The one frustrating thing about Drinking at the Movies, Julia Wertz's memoir of her early, soused months in Brooklyn, New York, is that at the end, almost as an afterthought, Wertz mentions that she got sober. She ends her book on the cusp of a major transition, from someone who is still amused by her own whiskey-soaked antics to someone who wonders if all that drinking is wrecking her life. As much as I love reading about Wertz's drunken makeouts aboard a Greyhound, I'm much more interested in why she made the change and how she did it.

Wertz has promised that she'll share some post-Drinking at the Movies comics down the line, but right now, she's working on a collection of comics about her childhood. For those of us who just can't wait to see the next stage of Wertz's story, she's shared three of the letters she wrote to her comics collective, the now-dissolved Pizza Island, while she was in rehab. In them, she pokes at the absurdities of rehab while acknowledging that this may be the thing that saves her life.What's particularly interesting about this phase of Wertz's comics is that for years Wertz wasn't examining her drinking from the perspective of sobriety. Fart Party, her first series of autobiographical comics, wasn't a post-drinking confessional along the lines of Jonathan Ames' Vertigo comic The Alcoholic. Instead, Fart Party was an autobiographical comic in which alcohol, like so many other things in Wertz's life, was both celebrated and denigrated. Wine and whiskey frequently appeared in tandem with junk food, lack of motivation, television and Wertz's own antisocial tendencies. Alcohol was a vice, but it wasn't more prominent than any other vice in her life. Of course, in retrospect, that one vice probably didn't help with some of the others.

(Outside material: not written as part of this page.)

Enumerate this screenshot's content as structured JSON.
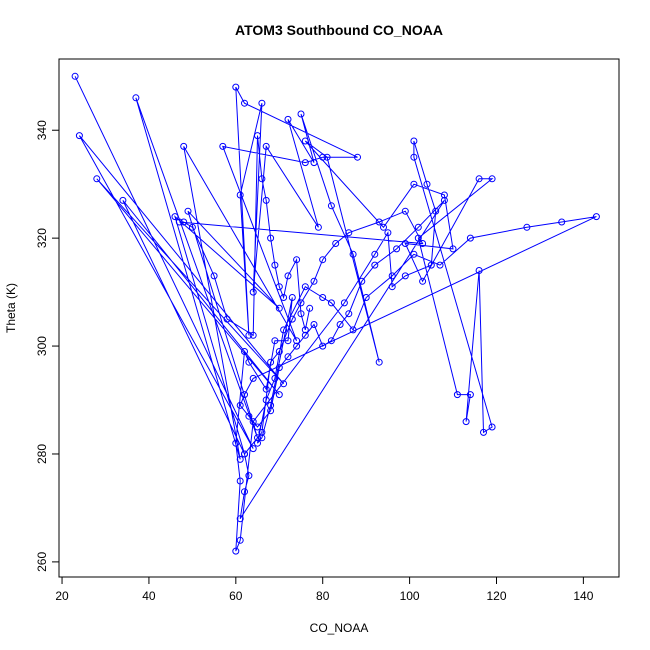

Then came the ominous opening to Drinking at the Movies: after a long night of drinking, Wertz comes to in a laundromat, wearing her pajamas, with little memory of how she got there. From then on, alcohol fuels her Bad Idea Bears. She spends long nights drinking alone in movie theaters (hence the title), and frequently passes out on park benches. First dates quickly turn to last dates after several glasses of wine. Her response to her a friend expressing concern over her drinking is to purchase a bottle of Jim Beam.

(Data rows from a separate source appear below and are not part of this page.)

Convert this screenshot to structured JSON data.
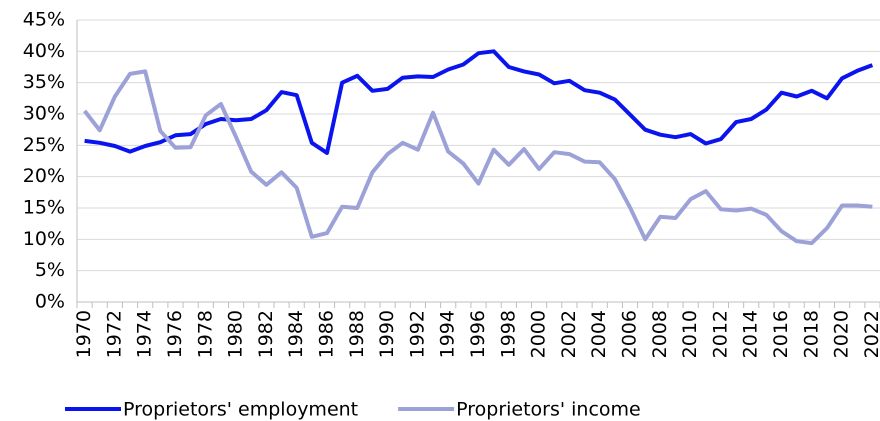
{
  "chart_data": {
    "type": "line",
    "categories": [
      "1970",
      null,
      "1972",
      null,
      "1974",
      null,
      "1976",
      null,
      "1978",
      null,
      "1980",
      null,
      "1982",
      null,
      "1984",
      null,
      "1986",
      null,
      "1988",
      null,
      "1990",
      null,
      "1992",
      null,
      "1994",
      null,
      "1996",
      null,
      "1998",
      null,
      "2000",
      null,
      "2002",
      null,
      "2004",
      null,
      "2006",
      null,
      "2008",
      null,
      "2010",
      null,
      "2012",
      null,
      "2014",
      null,
      "2016",
      null,
      "2018",
      null,
      "2020",
      null,
      "2022"
    ],
    "series": [
      {
        "name": "Proprietors' employment",
        "color": "#0a14ee",
        "values": [
          25.7,
          25.4,
          24.9,
          24.0,
          24.9,
          25.5,
          26.6,
          26.8,
          28.4,
          29.2,
          29.0,
          29.2,
          30.6,
          33.5,
          33.0,
          25.4,
          23.8,
          35.0,
          36.1,
          33.7,
          34.0,
          35.8,
          36.0,
          35.9,
          37.1,
          37.9,
          39.7,
          40.0,
          37.5,
          36.8,
          36.3,
          34.9,
          35.3,
          33.8,
          33.4,
          32.3,
          29.9,
          27.5,
          26.7,
          26.3,
          26.8,
          25.3,
          26.0,
          28.7,
          29.2,
          30.7,
          33.4,
          32.8,
          33.7,
          32.5,
          35.7,
          36.9,
          37.8
        ]
      },
      {
        "name": "Proprietors' income",
        "color": "#9ca2d8",
        "values": [
          30.5,
          27.4,
          32.8,
          36.4,
          36.8,
          27.3,
          24.6,
          24.7,
          29.8,
          31.6,
          26.3,
          20.8,
          18.7,
          20.7,
          18.2,
          10.4,
          11.0,
          15.2,
          15.0,
          20.7,
          23.6,
          25.4,
          24.3,
          30.2,
          24.0,
          22.1,
          18.9,
          24.3,
          21.9,
          24.4,
          21.2,
          23.9,
          23.6,
          22.4,
          22.3,
          19.6,
          15.1,
          10.0,
          13.6,
          13.4,
          16.4,
          17.7,
          14.8,
          14.6,
          14.9,
          13.9,
          11.3,
          9.7,
          9.4,
          11.8,
          15.4,
          15.4,
          15.2
        ]
      }
    ],
    "ylim": [
      0,
      45
    ],
    "yticks": [
      {
        "value": 0,
        "label": "0%"
      },
      {
        "value": 5,
        "label": "5%"
      },
      {
        "value": 10,
        "label": "10%"
      },
      {
        "value": 15,
        "label": "15%"
      },
      {
        "value": 20,
        "label": "20%"
      },
      {
        "value": 25,
        "label": "25%"
      },
      {
        "value": 30,
        "label": "30%"
      },
      {
        "value": 35,
        "label": "35%"
      },
      {
        "value": 40,
        "label": "40%"
      },
      {
        "value": 45,
        "label": "45%"
      }
    ],
    "grid": true,
    "legend": "bottom"
  }
}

In an interview on the Ink Panthers Podcast, Wertz said that she actually dislikes a lot of Drinking at the Movies because she felt that she wasn't being honest in the process of making the comics, and that as she's gotten sober and become more honest with herself, her comics have improved. We get some glimpses of that honesty in her illustrated letters to Pizza Island, which she wrote from rehab in the spring of 2010. Although Wertz didn't actually stay sober after her rehab stint, there are some nice moments of self-reflection. But, in true Julia Wertz fashion, first she's got to make fun of how ludicrous rehab is:


The second letter from rehab, excerpted up top, is the goofiest of the lot, outlining the seemingly absurd rules and regulations on the inside. Wertz acknowledges that they aren't her best writing (after all, she was sobering up), but under the classic Fart Party tone there's a clear sense that she understands the methods behind all this rehab madness. There's even a sense of optimism, a sense that, as painful as the process will be, it will make her a more complete person.

Note: I only censored the thing Wertz was planning on doing to the banana; she blacked out the rest.

And the best thing about this new, reflective Julia Wertz? She's funny. It's a funny that has its roots in Fart Party, but it's something smarter and wiser. It's the reason that Wertz ditched the Fart Party title and named her new comic series Museum of Mistakes. It's the perfect title for someone willing to put her own faults on display, so that everyone -- herself included -- can learn from them.